Ask Onix
Uffizi Galleries confirm cyber-attack but deny security compromise
Florence's Uffizi Galleries acknowledged a cyber-attack on their IT systems but firmly rejected reports that hackers accessed or compromised the security infrastructure protecting their renowned artworks.
Timeline and initial reports
Italian newspaper Corriere della Sera reported that hackers infiltrated the museum's systems between late January and early February, extracting sensitive data including access codes, internal maps, and the locations of CCTV cameras and alarms. The attack reportedly targeted not only the Uffizi but also its affiliated sites, Palazzo Pitti and the Boboli Gardens. The museum later clarified that the breach occurred specifically on 1 February.
A ransom demand was sent to Uffizi director Simone Verde's personal phone, threatening to sell the stolen data on the dark web, according to Corriere.
Uffizi's response and security measures
The Uffizi disputed the claims, asserting that its security systems remained inaccessible from external networks. The museum stated that no passwords were stolen, as its security infrastructure operates on a closed-circuit, internal system. It also denied that employees' phones were compromised during the attack.
Regarding allegations that hackers obtained maps of surveillance cameras and sensors, the Uffizi argued that camera locations are visible to the public, as in any other public space. "There is no evidence that the hackers possessed any maps of the security systems," the museum said.
"No data was damaged or stolen. Our security systems are entirely internal and closed-circuit."
Uffizi Galleries statement
Impact on operations and artworks
Corriere della Sera reported that parts of Palazzo Pitti, which houses the "Medici Treasure," were closed starting 3 February, with valuable items temporarily relocated to a vault at the Bank of Italy. The Uffizi did not deny the relocation but attributed it to planned renovation work rather than a response to the cyber-attack.
The museum also addressed claims that emergency exits and doors at Palazzo Pitti were sealed with bricks and mortar. It explained that some closures were part of fire-safety upgrades, as the historic building lacked certification for decades. A safety notice was submitted to the fire brigade just two days prior to the report.
"Other doors were sealed to prevent excessive permeability of the historic building's spaces," the Uffizi added, citing the evolving security context and the building's 16th-century structure.
Data integrity and ongoing operations
The Uffizi refuted allegations that hackers stole its entire digital photographic archive, a decades-long record of artworks and documents. The museum confirmed that its photographic server was temporarily taken offline to restore a backup but insisted no data was lost. The restoration process is now complete.
Despite the incident, the Uffizi remains open to visitors, with ticketing and public areas largely unaffected.
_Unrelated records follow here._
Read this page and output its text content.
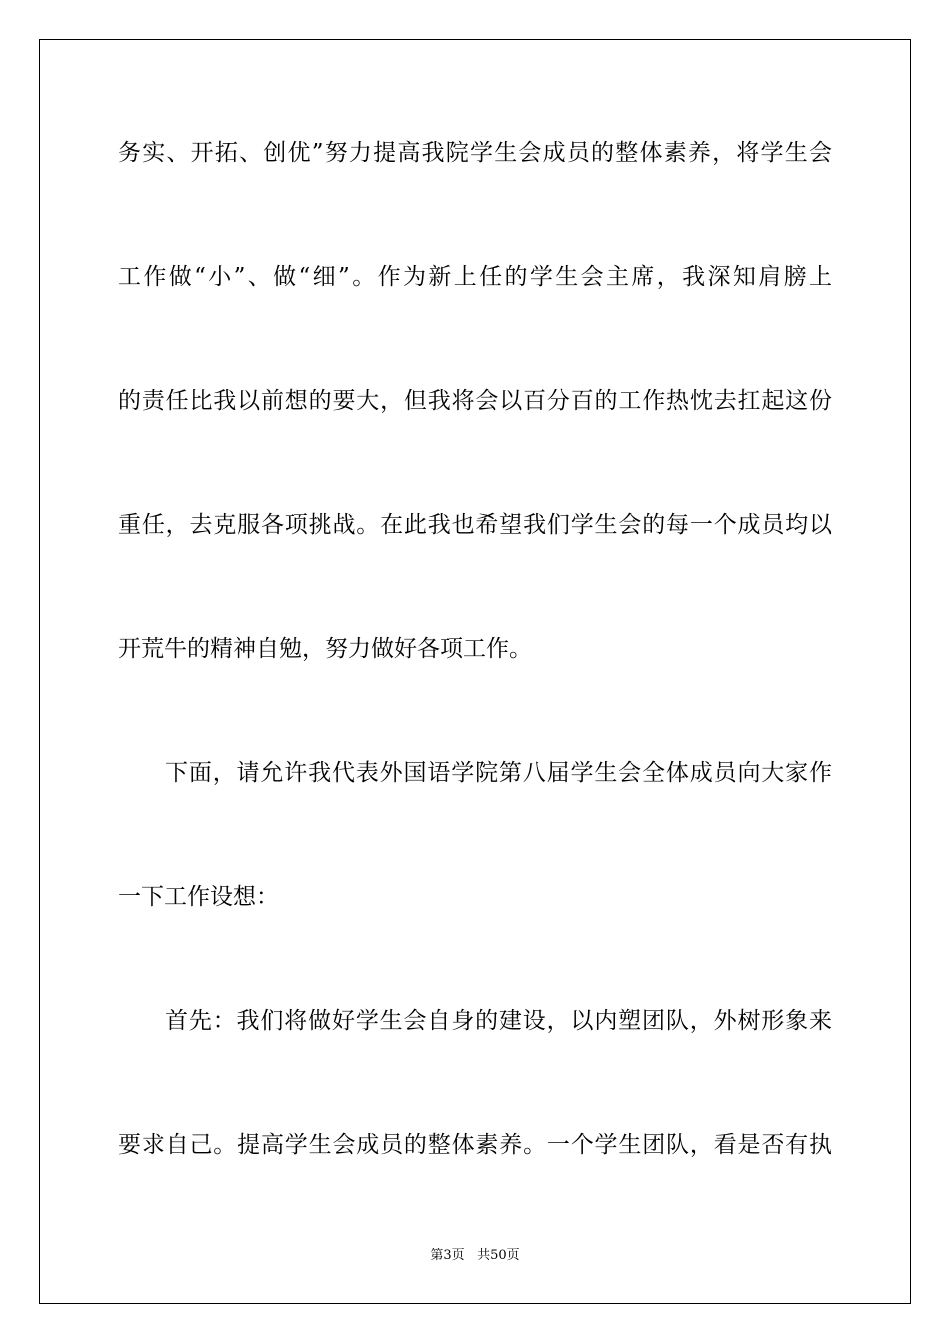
务实、开拓、创优”努力提高我院学生会成员的整体素养，将学生会
工作做“小”、做“细”。作为新上任的学生会主席，我深知肩膀上
的责任比我以前想的要大，但我将会以百分百的工作热忱去扛起这份
重任，去克服各项挑战。在此我也希望我们学生会的每一个成员均以
开荒牛的精神自勉，努力做好各项工作。
下面，请允许我代表外国语学院第八届学生会全体成员向大家作
一下工作设想：
首先：我们将做好学生会自身的建设，以内塑团队，外树形象来
要求自己。提高学生会成员的整体素养。一个学生团队，看是否有执
第3页 共50页
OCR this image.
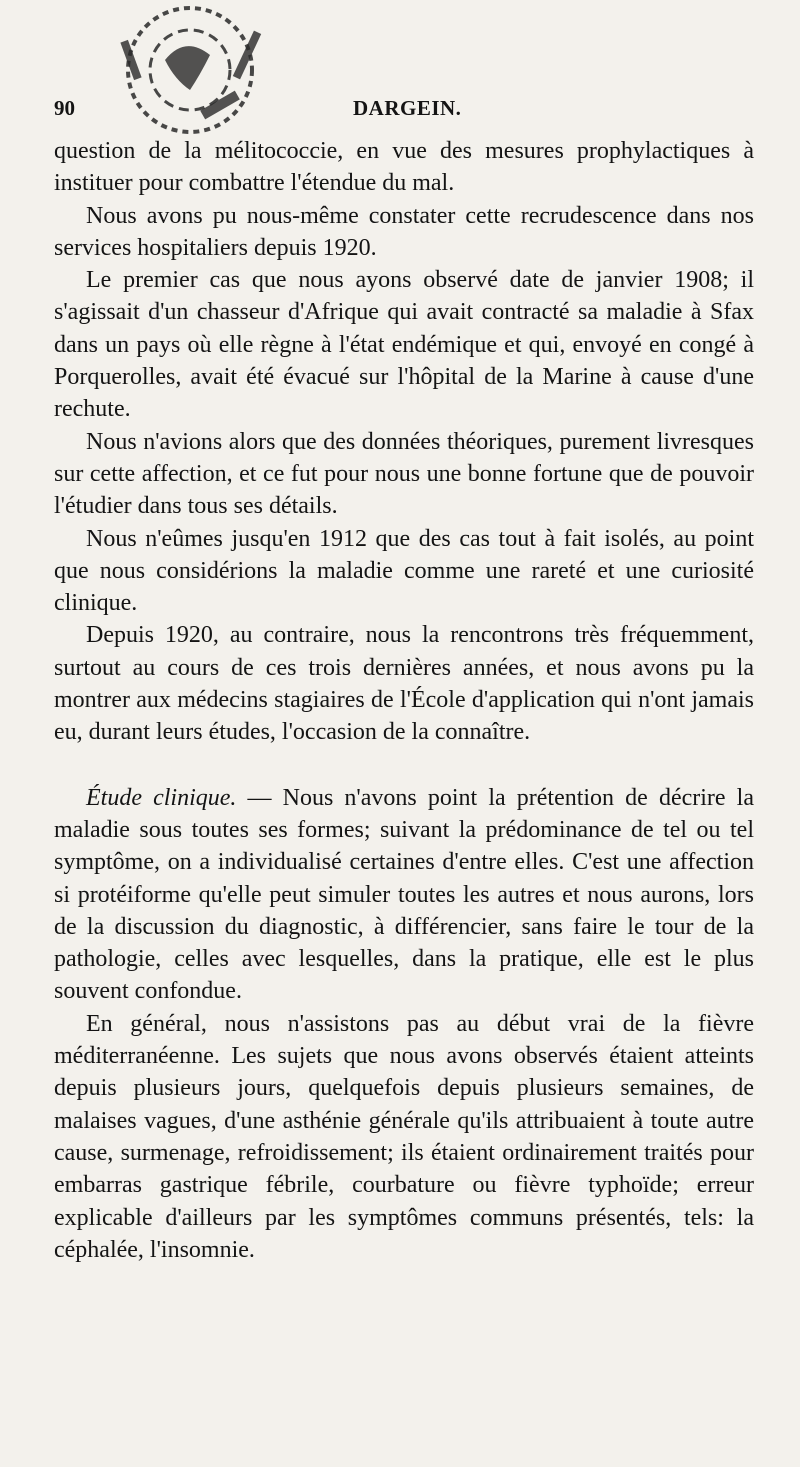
90	DARGEIN.

question de la mélitococcie, en vue des mesures prophylactiques à instituer pour combattre l'étendue du mal.

Nous avons pu nous-même constater cette recrudescence dans nos services hospitaliers depuis 1920.

Le premier cas que nous ayons observé date de janvier 1908; il s'agissait d'un chasseur d'Afrique qui avait contracté sa maladie à Sfax dans un pays où elle règne à l'état endémique et qui, envoyé en congé à Porquerolles, avait été évacué sur l'hôpital de la Marine à cause d'une rechute.

Nous n'avions alors que des données théoriques, purement livresques sur cette affection, et ce fut pour nous une bonne fortune que de pouvoir l'étudier dans tous ses détails.

Nous n'eûmes jusqu'en 1912 que des cas tout à fait isolés, au point que nous considérions la maladie comme une rareté et une curiosité clinique.

Depuis 1920, au contraire, nous la rencontrons très fréquemment, surtout au cours de ces trois dernières années, et nous avons pu la montrer aux médecins stagiaires de l'École d'application qui n'ont jamais eu, durant leurs études, l'occasion de la connaître.

Étude clinique. — Nous n'avons point la prétention de décrire la maladie sous toutes ses formes; suivant la prédominance de tel ou tel symptôme, on a individualisé certaines d'entre elles. C'est une affection si protéiforme qu'elle peut simuler toutes les autres et nous aurons, lors de la discussion du diagnostic, à différencier, sans faire le tour de la pathologie, celles avec lesquelles, dans la pratique, elle est le plus souvent confondue.

En général, nous n'assistons pas au début vrai de la fièvre méditerranéenne. Les sujets que nous avons observés étaient atteints depuis plusieurs jours, quelquefois depuis plusieurs semaines, de malaises vagues, d'une asthénie générale qu'ils attribuaient à toute autre cause, surmenage, refroidissement; ils étaient ordinairement traités pour embarras gastrique fébrile, courbature ou fièvre typhoïde; erreur explicable d'ailleurs par les symptômes communs présentés, tels: la céphalée, l'insomnie.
The museum, Italy's second-most visited after the Vatican, generates approximately €60 million (£52 million; $69 million) in annual revenue.
Broader security context
The cyber-attack follows a high-profile theft at the Louvre in Paris last October, where masked thieves exploited vulnerabilities in the museum's aging CCTV system to steal priceless artifacts. The Uffizi emphasized that its situation was "nothing like the Louvre," noting that it had already accelerated security upgrades, including replacing analogue cameras with digital ones, based on 2024 police recommendations.